Jenny folded her arms and regarded him for a moment in the jumpy orange firelight. He huddled a little deeper into his stained crimson cloak and would not meet her eyes.
“Is it because you think I can’t?” she asked at last. “Or because you won’t take the aid of a witch?”
He didn’t answer that, though his full lower lip pinched up a bit in the middle. With a sigh of exasperation, Jenny walked away from him to where John stood near the oilskin-covered mound of the packs, looking out into the darkening woods.
He glanced back as she came near, the stray gleams of firelight throwing glints of dirty orange on the metal of his patched doublet. “D’you want a bandage for your nose?” he inquired, as if she’d tried to pet a ferret and gotten nipped for her trouble. She laughed ruefully.
“He didn’t have any objections to me before,” she said, more hurt than she had realized by the boy’s enmity.
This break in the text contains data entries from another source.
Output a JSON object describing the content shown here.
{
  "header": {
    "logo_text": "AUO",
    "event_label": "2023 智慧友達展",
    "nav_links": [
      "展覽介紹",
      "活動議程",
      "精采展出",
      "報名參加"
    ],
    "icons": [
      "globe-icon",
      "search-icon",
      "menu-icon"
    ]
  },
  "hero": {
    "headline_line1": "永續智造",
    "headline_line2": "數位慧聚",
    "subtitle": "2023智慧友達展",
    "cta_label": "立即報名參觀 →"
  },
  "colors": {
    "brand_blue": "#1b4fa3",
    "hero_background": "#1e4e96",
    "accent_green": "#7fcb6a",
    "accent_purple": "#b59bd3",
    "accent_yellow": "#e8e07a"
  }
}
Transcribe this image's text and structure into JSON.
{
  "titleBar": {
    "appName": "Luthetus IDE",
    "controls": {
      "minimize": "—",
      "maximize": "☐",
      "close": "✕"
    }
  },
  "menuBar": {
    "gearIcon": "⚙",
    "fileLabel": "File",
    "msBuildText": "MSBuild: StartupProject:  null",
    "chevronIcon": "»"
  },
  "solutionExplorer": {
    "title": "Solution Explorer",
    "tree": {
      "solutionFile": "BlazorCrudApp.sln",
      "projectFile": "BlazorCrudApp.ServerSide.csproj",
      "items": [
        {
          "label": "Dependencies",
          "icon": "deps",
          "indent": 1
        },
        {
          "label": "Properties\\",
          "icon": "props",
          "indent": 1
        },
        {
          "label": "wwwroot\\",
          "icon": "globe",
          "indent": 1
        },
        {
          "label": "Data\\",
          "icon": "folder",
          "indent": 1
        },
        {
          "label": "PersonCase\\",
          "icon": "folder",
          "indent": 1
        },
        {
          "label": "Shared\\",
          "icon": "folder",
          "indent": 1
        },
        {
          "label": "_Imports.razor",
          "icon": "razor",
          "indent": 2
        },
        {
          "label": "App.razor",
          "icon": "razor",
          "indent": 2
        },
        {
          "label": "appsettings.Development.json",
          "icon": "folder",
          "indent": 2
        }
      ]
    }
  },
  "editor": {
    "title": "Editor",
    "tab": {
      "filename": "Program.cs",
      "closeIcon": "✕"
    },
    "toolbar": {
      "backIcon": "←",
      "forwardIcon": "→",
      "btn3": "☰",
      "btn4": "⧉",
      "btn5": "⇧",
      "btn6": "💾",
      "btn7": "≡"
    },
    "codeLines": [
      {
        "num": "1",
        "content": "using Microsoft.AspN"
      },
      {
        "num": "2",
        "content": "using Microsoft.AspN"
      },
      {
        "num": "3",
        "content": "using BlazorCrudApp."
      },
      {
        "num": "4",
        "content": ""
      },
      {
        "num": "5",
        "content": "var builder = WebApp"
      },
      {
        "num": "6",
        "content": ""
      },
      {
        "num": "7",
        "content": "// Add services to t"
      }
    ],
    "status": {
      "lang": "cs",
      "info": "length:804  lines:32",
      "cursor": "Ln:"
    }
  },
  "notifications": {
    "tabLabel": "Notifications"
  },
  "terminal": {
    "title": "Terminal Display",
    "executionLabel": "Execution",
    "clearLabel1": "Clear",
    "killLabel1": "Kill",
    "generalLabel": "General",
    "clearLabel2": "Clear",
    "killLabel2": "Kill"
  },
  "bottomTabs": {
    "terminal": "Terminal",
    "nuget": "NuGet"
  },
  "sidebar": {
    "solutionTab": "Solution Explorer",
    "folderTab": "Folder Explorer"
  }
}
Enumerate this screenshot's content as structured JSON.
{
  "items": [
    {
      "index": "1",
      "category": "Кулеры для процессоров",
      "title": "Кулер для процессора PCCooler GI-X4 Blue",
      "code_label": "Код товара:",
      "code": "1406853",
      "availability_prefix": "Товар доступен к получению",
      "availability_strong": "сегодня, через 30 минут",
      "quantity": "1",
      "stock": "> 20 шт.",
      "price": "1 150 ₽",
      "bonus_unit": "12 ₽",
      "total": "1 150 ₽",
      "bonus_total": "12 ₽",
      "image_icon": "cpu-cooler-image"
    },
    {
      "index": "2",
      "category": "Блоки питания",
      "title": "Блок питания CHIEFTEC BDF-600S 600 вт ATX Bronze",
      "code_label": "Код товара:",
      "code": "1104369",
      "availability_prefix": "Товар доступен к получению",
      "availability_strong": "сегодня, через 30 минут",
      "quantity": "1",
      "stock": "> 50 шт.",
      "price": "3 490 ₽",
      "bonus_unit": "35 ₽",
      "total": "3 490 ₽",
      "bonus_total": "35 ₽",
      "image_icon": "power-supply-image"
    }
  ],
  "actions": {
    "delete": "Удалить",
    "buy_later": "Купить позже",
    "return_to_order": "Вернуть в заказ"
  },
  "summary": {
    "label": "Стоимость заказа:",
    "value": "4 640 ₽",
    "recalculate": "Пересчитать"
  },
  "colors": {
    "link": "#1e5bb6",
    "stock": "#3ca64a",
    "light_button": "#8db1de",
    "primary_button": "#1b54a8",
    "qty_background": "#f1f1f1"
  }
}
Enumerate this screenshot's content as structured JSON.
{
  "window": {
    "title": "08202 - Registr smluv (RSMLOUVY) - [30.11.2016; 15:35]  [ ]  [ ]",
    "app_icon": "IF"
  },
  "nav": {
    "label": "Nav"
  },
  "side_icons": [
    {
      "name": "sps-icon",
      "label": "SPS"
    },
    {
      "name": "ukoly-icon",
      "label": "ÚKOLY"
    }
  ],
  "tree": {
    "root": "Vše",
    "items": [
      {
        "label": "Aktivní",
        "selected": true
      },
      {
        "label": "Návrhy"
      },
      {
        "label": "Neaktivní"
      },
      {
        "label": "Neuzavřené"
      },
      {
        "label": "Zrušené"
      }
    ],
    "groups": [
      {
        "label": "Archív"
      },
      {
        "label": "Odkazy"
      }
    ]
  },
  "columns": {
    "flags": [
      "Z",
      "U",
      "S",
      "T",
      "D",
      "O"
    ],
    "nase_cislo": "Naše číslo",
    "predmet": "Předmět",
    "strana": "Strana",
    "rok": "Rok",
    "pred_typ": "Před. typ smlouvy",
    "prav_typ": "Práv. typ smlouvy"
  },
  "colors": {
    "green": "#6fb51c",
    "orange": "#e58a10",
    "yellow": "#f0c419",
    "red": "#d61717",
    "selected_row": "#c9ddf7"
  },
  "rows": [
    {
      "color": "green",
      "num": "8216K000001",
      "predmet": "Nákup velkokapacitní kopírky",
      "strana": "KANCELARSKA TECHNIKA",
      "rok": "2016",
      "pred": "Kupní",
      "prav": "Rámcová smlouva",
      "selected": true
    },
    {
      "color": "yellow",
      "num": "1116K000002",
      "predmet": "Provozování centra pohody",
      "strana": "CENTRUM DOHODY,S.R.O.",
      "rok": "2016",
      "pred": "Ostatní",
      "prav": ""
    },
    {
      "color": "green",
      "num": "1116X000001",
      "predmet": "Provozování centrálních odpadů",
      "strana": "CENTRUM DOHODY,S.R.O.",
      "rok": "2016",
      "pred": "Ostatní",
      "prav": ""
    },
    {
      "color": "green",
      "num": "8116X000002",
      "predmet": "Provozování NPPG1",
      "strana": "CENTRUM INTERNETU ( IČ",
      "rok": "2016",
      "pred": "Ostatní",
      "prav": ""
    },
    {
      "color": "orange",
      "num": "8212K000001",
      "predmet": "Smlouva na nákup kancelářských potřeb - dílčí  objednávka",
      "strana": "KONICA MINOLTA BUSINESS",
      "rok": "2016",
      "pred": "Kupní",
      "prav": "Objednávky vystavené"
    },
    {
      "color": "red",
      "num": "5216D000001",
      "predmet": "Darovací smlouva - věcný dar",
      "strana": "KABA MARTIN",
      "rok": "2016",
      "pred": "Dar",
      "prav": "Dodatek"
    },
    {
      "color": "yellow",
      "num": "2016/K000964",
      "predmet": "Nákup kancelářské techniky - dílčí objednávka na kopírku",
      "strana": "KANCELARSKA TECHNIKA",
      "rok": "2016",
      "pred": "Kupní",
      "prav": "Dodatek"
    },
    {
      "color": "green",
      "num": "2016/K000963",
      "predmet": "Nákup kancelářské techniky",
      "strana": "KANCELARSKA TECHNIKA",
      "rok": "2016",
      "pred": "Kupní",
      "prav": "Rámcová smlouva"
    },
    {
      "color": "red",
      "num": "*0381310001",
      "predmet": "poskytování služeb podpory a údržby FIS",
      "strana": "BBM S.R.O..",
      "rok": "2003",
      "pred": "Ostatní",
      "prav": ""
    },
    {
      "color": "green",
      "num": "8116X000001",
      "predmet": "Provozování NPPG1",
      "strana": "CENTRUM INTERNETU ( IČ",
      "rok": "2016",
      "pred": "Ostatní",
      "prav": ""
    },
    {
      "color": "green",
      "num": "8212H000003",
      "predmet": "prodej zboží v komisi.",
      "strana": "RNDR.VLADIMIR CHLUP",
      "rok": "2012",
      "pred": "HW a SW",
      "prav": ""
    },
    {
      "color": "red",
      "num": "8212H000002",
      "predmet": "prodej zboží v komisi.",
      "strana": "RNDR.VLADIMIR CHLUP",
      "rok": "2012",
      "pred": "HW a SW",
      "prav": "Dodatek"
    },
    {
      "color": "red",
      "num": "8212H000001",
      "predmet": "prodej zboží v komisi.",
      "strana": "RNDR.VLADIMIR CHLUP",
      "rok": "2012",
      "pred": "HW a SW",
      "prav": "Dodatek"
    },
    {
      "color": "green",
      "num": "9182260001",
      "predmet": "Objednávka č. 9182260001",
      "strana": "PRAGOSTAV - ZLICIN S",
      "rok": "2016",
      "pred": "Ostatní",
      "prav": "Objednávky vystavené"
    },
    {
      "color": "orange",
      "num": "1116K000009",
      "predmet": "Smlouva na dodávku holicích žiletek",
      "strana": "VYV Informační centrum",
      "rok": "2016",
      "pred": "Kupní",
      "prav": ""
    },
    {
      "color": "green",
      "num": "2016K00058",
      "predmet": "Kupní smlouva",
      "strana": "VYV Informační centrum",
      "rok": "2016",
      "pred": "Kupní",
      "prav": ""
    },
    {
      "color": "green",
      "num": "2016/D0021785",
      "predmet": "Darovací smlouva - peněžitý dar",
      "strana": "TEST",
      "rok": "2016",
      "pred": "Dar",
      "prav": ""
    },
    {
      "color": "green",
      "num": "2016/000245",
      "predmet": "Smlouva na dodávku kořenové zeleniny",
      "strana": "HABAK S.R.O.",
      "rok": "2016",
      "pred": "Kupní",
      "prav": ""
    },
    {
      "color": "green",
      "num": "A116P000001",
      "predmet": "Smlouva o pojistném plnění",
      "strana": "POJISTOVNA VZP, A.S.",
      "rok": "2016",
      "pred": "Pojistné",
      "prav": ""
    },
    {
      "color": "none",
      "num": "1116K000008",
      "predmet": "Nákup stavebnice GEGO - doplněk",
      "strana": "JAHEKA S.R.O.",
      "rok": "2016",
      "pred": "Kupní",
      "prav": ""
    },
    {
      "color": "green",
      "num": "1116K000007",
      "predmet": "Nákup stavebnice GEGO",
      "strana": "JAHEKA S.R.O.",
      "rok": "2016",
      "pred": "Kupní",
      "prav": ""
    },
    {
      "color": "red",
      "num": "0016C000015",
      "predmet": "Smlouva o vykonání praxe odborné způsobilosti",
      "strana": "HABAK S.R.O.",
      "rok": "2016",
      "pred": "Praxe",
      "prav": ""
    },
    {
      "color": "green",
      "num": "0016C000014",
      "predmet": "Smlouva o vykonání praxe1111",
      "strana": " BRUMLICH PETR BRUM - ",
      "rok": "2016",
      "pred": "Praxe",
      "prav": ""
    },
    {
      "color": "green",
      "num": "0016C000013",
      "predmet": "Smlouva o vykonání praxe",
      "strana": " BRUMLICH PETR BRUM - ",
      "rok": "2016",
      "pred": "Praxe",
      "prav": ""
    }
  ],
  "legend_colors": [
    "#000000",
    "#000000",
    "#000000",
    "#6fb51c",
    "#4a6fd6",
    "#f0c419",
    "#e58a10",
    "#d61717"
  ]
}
John put an arm around her and hugged her close. “He feels cheated, is all,” he said easily. “And since God forbid he should have cheated himself with his expectations, it must have been one of us that did it, mustn’t it?” He leaned down to kiss her, his hand firm against the bare nape of her neck beneath the coiled ridge of her braided hair. Beyond them, among the ghostly birches, the thin underbrush rustled harshly; a moment later a softer, steadier rushing whispered in the bare branches overhead. Jenny smelled the rain almost before she was conscious of its light fingers upon her face.